This is the fourth of a five-part series by regular Triple Crisis contributor Ali Kadri, Senior Research Fellow at the Middle East Institute, National University of Singapore, and author of Arab Development Denied: Dynamics of Accumulation by Wars of Encroachment (Anthem Press).
The series is based on an interview he granted to the Center for the Study of Human Rights at the London School of Economics (LSE). The full interview is available here.
Is “Arab socialism” viable? And if so, is it desirable?
One must critically analyse “Arab socialism” within its historical context. In times of immediate post-independence autonomy (the 1960s to the late 1970s), state dirigisme, high public investment rates, and more egalitarian redistribution characterised all Arab states. A particular set of Arab states followed the path of “Arab socialism”—they nationalised industry and finance and implemented agrarian reform as in Egypt, Iraq, Algeria, Libya, and Syria—which resulted in significant welfare gains.
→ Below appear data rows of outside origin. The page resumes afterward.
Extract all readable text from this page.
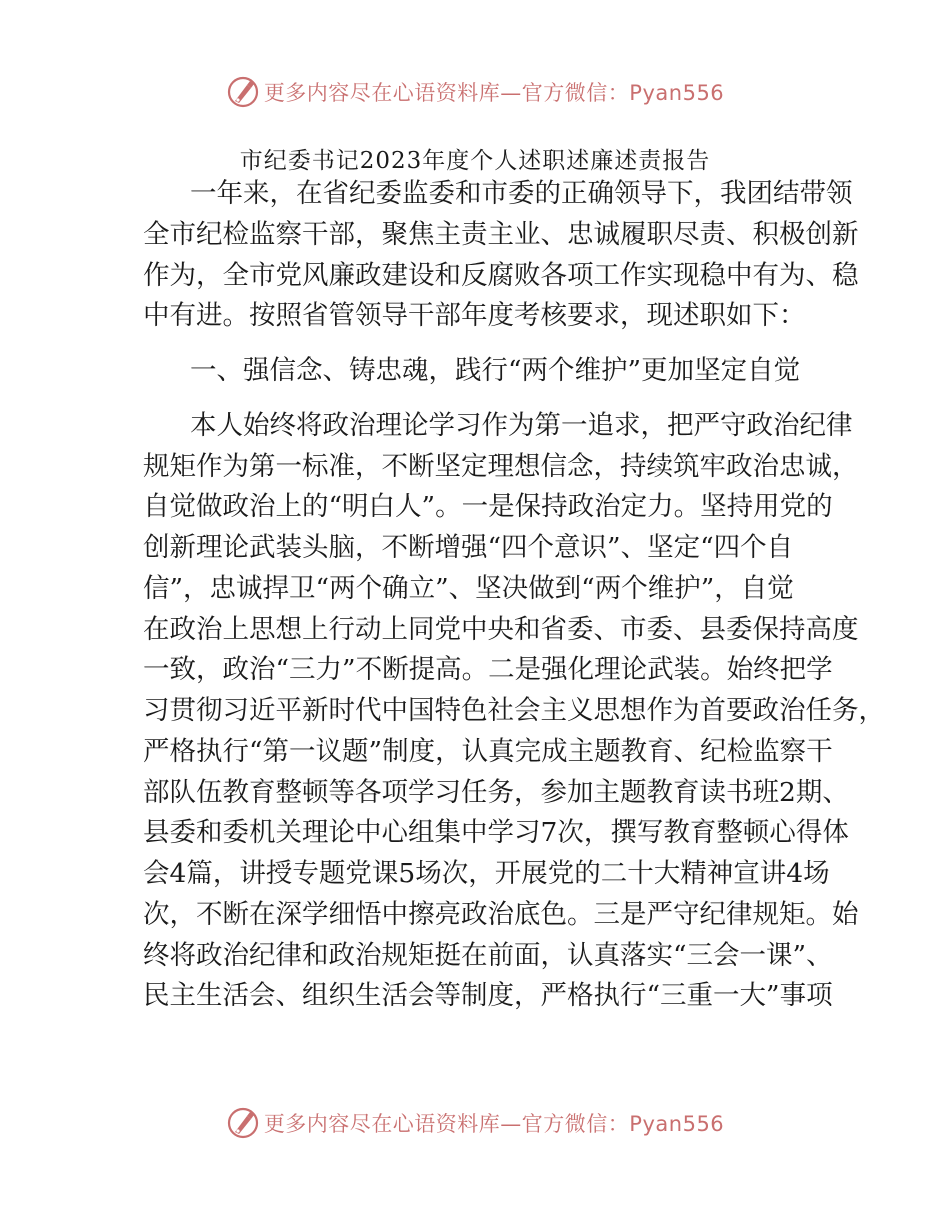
更多内容尽在心语资料库—官方微信：Pyan556
市纪委书记2023年度个人述职述廉述责报告
一年来，在省纪委监委和市委的正确领导下，我团结带领
全市纪检监察干部，聚焦主责主业、忠诚履职尽责、积极创新
作为，全市党风廉政建设和反腐败各项工作实现稳中有为、稳
中有进。按照省管领导干部年度考核要求，现述职如下：
一、强信念、铸忠魂，践行“两个维护”更加坚定自觉
本人始终将政治理论学习作为第一追求，把严守政治纪律
规矩作为第一标准，不断坚定理想信念，持续筑牢政治忠诚，
自觉做政治上的“明白人”。一是保持政治定力。坚持用党的
创新理论武装头脑，不断增强“四个意识”、坚定“四个自
信”，忠诚捍卫“两个确立”、坚决做到“两个维护”，自觉
在政治上思想上行动上同党中央和省委、市委、县委保持高度
一致，政治“三力”不断提高。二是强化理论武装。始终把学
习贯彻习近平新时代中国特色社会主义思想作为首要政治任务，
严格执行“第一议题”制度，认真完成主题教育、纪检监察干
部队伍教育整顿等各项学习任务，参加主题教育读书班2期、
县委和委机关理论中心组集中学习7次，撰写教育整顿心得体
会4篇，讲授专题党课5场次，开展党的二十大精神宣讲4场
次，不断在深学细悟中擦亮政治底色。三是严守纪律规矩。始
终将政治纪律和政治规矩挺在前面，认真落实“三会一课”、
民主生活会、组织生活会等制度，严格执行“三重一大”事项
更多内容尽在心语资料库—官方微信：Pyan556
However, half-hearted Arab socialist egalitarian processes, initiated from the top down, excluded the working class from participating actively in defending their gains, deepened labour-process regimentation, suppressed autonomous labour representation, and exacted differential gains accrued to the state bourgeoisie via wage system exploitation.
On the opposite side of Arab socialism, in the monarchic Arab states—the Gulf, Morocco and Jordan—regime stability was ordained by the extension of U.S.-tailored security arrangements and the not-so-hidden fact that the monarchs practically owned national resources and managed redistribution solely for the purpose of stabilisation in relation to the U.S.’s anti-Soviet positioning. In Arab socialist states, which sided with the USSR, a colonially-weakened national bourgeoisie that was short on financing and cornered into commercial practices, could not deliver in terms of development. Moreover, its tainted reputation as a colonial subsidiary had not provided it with the necessary ideological support to govern. Single-party Arab socialist regimes rose to power and supplanted the rise of bourgeois democratic governments. The Arab socialist state, through populist appeal and the capacity to generate its own finance, acted as a surrogate industrial bourgeoisie in handling capital’s production and appropriation measures. The state rose as the principal owner of the means of production and appropriator/distributor of the social product. The private sector shrank but still absorbed a significant chunk of the labour force in artisanal and petty farming undertakings. State ownership existed side-by-side with a constrained private sector. In hindsight, it was inevitable that private sector expansion would recommence when the state bourgeois class required more economic space to grow and the political climate ripened for ‘free market’ policies and openness—as happened since the early 1980s, or more conclusively, in the early 1990s as the Soviet Union fell.